Ezekiel is responsible merely for relaying God’s message, for passing on God’s warning, for spreading God’s word. Ezekiel is responsible only for giving it a try. That’s all God asks. Give it a try.

God doesn’t pass the buck or eschew his divine responsibility. God’s Word is just that—God’s. Whether it is speaking creation into being over the vast expanse of the deep, teaching crowds along the dusty roads of the Galilean countryside, or stirring you to new thought and action by the hearing of the scriptures this very morning, God’s Word is God’s alone.

God’s Word is responsible for changing hearts and minds. God speaks it, God sends it, God sustains it. The hard part is taken care of. When it comes to sharing it, our role, just like Ezekiel’s, is, at least, to give it a try.

It may be tempting to hear in God’s conversation with Ezekiel this morning a threat. Either warn folks of what is to come, saving your life—and at least some of theirs—in the process, or don’t, and suffer the consequences along with them.

But would God really threaten the life of his prophet just because he didn’t relay one lousy warning? I don’t think so. More to the point, I don’t think we are meant to interpret God’s interaction with Ezekiel as threating at all.

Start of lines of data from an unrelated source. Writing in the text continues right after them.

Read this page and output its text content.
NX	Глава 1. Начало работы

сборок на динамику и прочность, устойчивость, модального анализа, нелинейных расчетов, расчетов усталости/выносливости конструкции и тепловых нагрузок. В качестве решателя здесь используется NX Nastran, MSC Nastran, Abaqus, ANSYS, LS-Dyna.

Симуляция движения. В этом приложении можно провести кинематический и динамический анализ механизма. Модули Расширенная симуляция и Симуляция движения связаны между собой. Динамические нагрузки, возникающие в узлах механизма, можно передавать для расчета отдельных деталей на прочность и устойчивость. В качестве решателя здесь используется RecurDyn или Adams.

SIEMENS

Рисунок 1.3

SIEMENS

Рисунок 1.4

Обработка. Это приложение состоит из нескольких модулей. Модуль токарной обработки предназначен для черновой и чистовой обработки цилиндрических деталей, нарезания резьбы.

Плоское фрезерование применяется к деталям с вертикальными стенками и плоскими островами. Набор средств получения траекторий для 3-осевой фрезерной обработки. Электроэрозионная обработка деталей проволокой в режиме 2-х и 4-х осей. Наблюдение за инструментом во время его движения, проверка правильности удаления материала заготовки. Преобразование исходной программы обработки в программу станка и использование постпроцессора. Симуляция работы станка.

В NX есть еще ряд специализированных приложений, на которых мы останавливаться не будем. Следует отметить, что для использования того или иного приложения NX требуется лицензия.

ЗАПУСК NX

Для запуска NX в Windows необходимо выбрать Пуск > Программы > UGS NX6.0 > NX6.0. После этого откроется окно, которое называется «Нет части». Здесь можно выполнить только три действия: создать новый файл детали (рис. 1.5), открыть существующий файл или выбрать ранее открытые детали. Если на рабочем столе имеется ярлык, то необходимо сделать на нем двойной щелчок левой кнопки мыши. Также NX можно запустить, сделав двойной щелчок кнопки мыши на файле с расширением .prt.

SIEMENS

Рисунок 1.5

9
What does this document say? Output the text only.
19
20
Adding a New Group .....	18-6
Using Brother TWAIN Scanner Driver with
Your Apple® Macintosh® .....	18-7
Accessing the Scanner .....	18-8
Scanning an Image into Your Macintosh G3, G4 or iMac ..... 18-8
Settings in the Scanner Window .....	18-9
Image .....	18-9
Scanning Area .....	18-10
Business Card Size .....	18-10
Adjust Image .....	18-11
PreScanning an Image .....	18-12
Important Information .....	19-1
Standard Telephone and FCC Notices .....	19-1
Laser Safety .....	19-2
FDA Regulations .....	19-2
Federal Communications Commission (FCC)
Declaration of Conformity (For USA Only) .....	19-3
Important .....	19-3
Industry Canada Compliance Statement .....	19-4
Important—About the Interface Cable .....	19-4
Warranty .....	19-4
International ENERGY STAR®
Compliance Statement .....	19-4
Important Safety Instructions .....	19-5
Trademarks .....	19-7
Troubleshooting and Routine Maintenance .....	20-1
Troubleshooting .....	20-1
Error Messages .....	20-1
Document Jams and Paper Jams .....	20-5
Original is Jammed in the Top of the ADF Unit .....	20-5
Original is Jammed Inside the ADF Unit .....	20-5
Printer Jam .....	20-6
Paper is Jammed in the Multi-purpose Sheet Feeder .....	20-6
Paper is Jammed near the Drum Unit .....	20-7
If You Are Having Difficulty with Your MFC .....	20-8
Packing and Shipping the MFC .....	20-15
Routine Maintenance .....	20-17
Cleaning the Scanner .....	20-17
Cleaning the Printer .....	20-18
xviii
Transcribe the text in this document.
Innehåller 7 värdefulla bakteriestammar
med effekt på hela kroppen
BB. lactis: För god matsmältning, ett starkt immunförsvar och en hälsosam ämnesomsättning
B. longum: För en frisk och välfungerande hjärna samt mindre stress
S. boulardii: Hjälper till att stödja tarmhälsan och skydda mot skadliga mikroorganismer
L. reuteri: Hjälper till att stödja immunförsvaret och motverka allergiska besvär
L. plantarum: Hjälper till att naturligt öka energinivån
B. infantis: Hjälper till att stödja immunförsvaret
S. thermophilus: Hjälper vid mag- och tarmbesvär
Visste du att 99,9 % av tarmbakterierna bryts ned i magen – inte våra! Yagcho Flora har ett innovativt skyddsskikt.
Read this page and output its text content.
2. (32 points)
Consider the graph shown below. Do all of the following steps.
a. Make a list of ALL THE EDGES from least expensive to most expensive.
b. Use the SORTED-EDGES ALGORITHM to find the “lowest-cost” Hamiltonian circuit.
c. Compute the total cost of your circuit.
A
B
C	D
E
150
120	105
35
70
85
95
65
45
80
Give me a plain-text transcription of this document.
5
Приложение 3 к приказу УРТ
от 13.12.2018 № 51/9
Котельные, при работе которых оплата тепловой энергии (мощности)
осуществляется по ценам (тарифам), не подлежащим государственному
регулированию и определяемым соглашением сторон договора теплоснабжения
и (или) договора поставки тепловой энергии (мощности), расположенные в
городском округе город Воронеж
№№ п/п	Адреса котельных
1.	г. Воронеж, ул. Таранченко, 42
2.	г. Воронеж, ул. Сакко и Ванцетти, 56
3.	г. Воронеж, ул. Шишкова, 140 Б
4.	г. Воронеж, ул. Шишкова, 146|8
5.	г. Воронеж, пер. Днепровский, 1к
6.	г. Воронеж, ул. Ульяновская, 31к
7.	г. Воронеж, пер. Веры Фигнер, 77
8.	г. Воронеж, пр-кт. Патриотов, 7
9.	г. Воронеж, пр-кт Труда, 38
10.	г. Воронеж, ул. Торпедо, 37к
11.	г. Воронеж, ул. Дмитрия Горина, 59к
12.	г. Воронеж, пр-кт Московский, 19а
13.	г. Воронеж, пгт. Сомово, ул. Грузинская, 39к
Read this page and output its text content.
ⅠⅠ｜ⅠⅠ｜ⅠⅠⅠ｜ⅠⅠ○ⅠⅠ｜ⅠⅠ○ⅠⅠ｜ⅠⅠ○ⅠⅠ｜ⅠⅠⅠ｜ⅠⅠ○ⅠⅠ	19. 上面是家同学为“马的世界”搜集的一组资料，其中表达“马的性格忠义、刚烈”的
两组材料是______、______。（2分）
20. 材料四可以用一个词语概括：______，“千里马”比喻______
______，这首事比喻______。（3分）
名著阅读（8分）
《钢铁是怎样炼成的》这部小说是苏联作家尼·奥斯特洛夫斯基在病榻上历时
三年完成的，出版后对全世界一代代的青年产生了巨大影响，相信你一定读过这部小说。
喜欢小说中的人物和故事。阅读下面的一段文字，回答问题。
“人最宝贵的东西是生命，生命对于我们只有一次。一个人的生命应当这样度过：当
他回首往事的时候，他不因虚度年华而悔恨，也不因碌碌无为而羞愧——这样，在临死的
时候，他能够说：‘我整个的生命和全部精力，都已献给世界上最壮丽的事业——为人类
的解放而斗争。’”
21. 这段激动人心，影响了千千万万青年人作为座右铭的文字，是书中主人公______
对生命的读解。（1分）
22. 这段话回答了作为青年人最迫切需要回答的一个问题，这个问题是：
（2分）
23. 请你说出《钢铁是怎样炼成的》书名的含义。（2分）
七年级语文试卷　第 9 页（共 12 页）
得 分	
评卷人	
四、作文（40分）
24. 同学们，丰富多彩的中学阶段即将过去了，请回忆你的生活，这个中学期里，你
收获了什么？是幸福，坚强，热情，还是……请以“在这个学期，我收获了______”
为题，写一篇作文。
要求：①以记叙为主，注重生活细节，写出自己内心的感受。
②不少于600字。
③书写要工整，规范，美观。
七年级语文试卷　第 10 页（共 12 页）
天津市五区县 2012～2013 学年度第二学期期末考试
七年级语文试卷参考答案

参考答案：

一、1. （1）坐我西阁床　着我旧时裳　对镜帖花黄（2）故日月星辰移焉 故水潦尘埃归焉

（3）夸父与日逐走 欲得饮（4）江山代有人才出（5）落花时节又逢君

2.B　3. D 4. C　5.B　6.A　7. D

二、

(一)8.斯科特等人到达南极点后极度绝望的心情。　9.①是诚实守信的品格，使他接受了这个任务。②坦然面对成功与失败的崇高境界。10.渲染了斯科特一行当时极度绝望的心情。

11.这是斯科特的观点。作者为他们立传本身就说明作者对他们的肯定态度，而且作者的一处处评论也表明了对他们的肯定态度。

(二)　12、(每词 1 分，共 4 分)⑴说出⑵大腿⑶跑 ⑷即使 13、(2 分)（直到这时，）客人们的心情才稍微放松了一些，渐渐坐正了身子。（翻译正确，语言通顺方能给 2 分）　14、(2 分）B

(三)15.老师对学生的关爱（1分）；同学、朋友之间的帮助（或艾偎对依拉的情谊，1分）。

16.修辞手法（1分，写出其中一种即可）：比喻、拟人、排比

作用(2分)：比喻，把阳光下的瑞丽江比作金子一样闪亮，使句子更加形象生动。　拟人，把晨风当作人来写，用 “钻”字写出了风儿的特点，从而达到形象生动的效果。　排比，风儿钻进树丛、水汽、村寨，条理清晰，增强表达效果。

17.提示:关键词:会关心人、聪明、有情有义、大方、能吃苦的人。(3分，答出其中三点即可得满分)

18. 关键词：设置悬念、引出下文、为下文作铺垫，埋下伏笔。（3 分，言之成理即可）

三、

Instead, I think it’s an honest portrayal of what it means to be a child of God. God is telling Ezekiel that we have a responsibility to one another. That’s important, and God’s not going to let it slide. 

Episcopalians, among other denominations, emphasize the corporate nature of Christianity. A key part of our identity is the recognition that we don’t function individually.

We are members of one body, walking toward God’s dream for us together. So, when some of us lose our way, like those wicked ones in exile—or even the folks Jesus references in today’s Gospel—our job is at least to try to call attention to signs of sin and death within the community, and to help each other turn away from them.

If instead we ignore the pockets of darkness that we encounter, if we shrug our shoulders and role our eyes and continue on as normal, then it will be as though we are already dead, rendered useless as members of Christ’s body.

Useless, not because we are unable to convince our neighbors to repent, but because we have forsaken our responsibility even to try.

In other words, we are called to play an important role in spreading the Word, not because of the benefits it gives us, but because we are convinced of what it can do for others, and because we know it strengthens us all.

It’s not easy, but it is simple. Spread the Word. Not to save your life, but because your life has already been saved. Really. Just give it a try. With or without vinegar—your choice.